各企業がそれぞれ課題解決への取り組みを話す中で、会場の参加者から、「ここにいる企業の活動がつながり、連携が深まれば食の社会解決に近付くと思います。」との声が上がった。異業種だからこそ、協力してできることがあるという気づきが会場全体に生まれた。
日常を変えることが、社会課題解決への第一歩
イベント終盤には、「料理をする行為が社会課題に一歩つながると思っています。」と、ファシリテーターの松尾さんから興味深いコメントがあった。外食ばかりしていると気付きにくいが、自分で料理をすることで、食材を買うときに変化が現れる。例えば、「今日はキャベツが高いから豪雨があったんだな」など、食材に想いを馳せるきっかけになるという。
コークッキングの伊佐さんも、食の社会課題を考えていくための手段として「料理」に注目している。同社では、ほぼ毎日社員のみんなで料理をし、一緒にお昼を食べることを大切にしているという。

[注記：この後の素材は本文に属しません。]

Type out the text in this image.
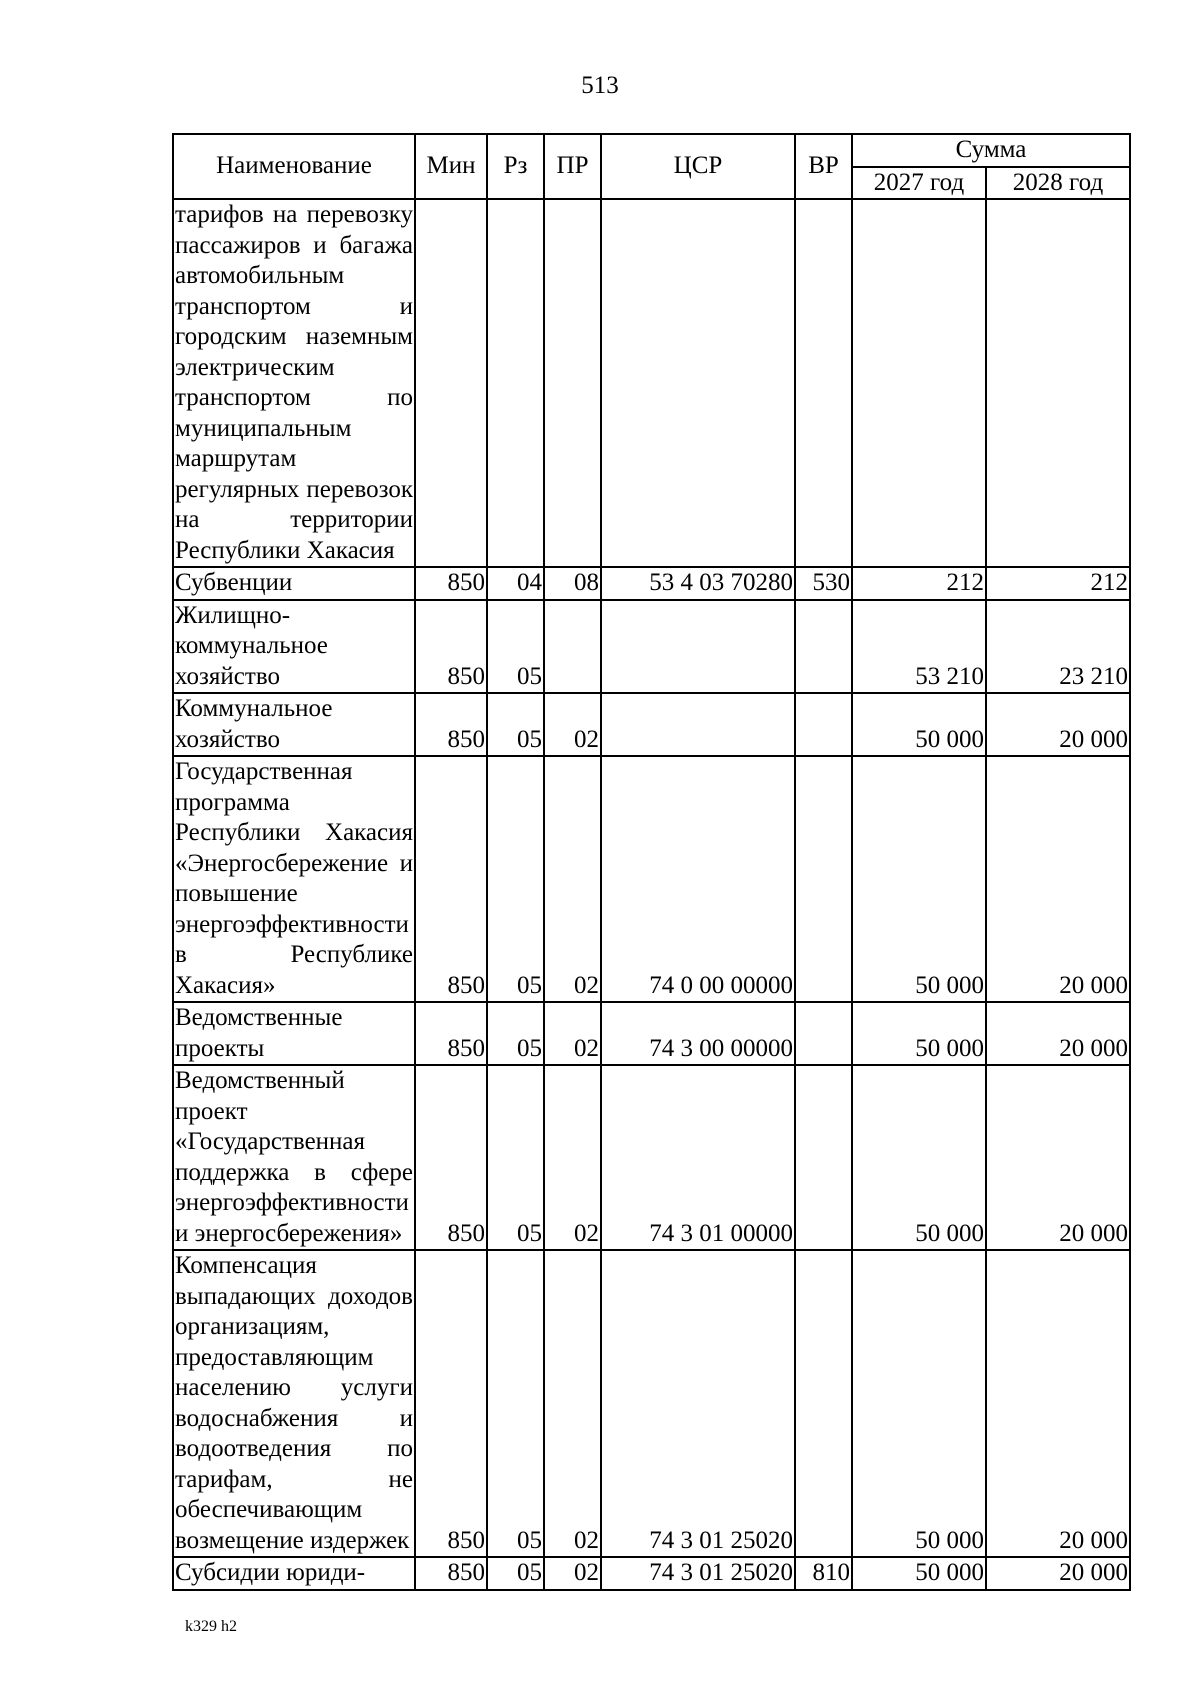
513
Наименование	Мин	Рз	ПР	ЦСР	ВР	Сумма	
						2027 год	2028 год
тарифов на перевозку пассажиров и багажа автомобильным транспортом и городским наземным электрическим транспортом по муниципальным маршрутам регулярных перевозок на территории Республики Хакасия							
Субвенции	850	04	08	53 4 03 70280	530	212	212
Жилищно-коммунальное хозяйство	850	05				53 210	23 210
Коммунальное хозяйство	850	05	02			50 000	20 000
Государственная программа Республики Хакасия «Энергосбережение и повышение энергоэффективности в Республике Хакасия»	850	05	02	74 0 00 00000		50 000	20 000
Ведомственные проекты	850	05	02	74 3 00 00000		50 000	20 000
Ведомственный проект «Государственная поддержка в сфере энергоэффективности и энергосбережения»	850	05	02	74 3 01 00000		50 000	20 000
Компенсация выпадающих доходов организациям, предоставляющим населению услуги водоснабжения и водоотведения по тарифам, не обеспечивающим возмещение издержек	850	05	02	74 3 01 25020		50 000	20 000
Субсидии юриди-	850	05	02	74 3 01 25020	810	50 000	20 000
k329 h2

「自分が口に入れるものに直接触れる機会は、料理をするか自分で栽培をするしかないのです。どんなに間髪的に農場や工場へ見学に行って食に対する意識を高めても、それを継続することは難しいですよね。だからこそ僕たちは、『日常』に注目しています。コミュニティの中でいかに食に触れるか、食を考える機会を増やせるか。理想は日常的に農業をすることですが、それは難しいとなったときに、最後の手段として『料理をすること』が有効だと思います。食材を使って自分の手で料理をすることで、失われていた食と自分をつなぐきっかけになります。」
食の社会課題を変えるきっかけは「日常」の中にあり、私たちひとりひとりにも、できることがあるのだ。
イベントに参加して
イベントに参加する前は、登壇者の方々のプロフィールを見ただけでは話の流れが想像できなかった。しかし、そんな異業種の交流だったからこそさまざまな視点で意見交換をすることができ、「ここにいる異業種がお互い連携すれば、問題解決につながる」という考えが、会場から生まれた。
また、トークセッションの途中で、隣の人同士で1分ほど感想を話し合う時間が設けられたが、開始したとたんに、たちまち会場内ではそれぞれの場所で熱い議論が始まった。ファシリテーターの松尾さんからの終了の合図がかかるまでは、会場にいた全員が真剣に目の前の問題と向き合い、「こんなにも真剣に食の社会課題について考えている人たちがいる」ということに感動した。会場に集まった全員の活動がつながり、連携が深まることこそが解決に近付くのである。
食の社会課題は、決して遠い問題ではない。コークッキングの伊作さんがお話しされていたように、ひとりひとりが「日常を変えること」が問題解決につながる一歩となる。みなさんも、まずは生活の中に料理を取り入れて、食材に想いを馳せる時間を作ることから、始めてみてはいかがだろうか。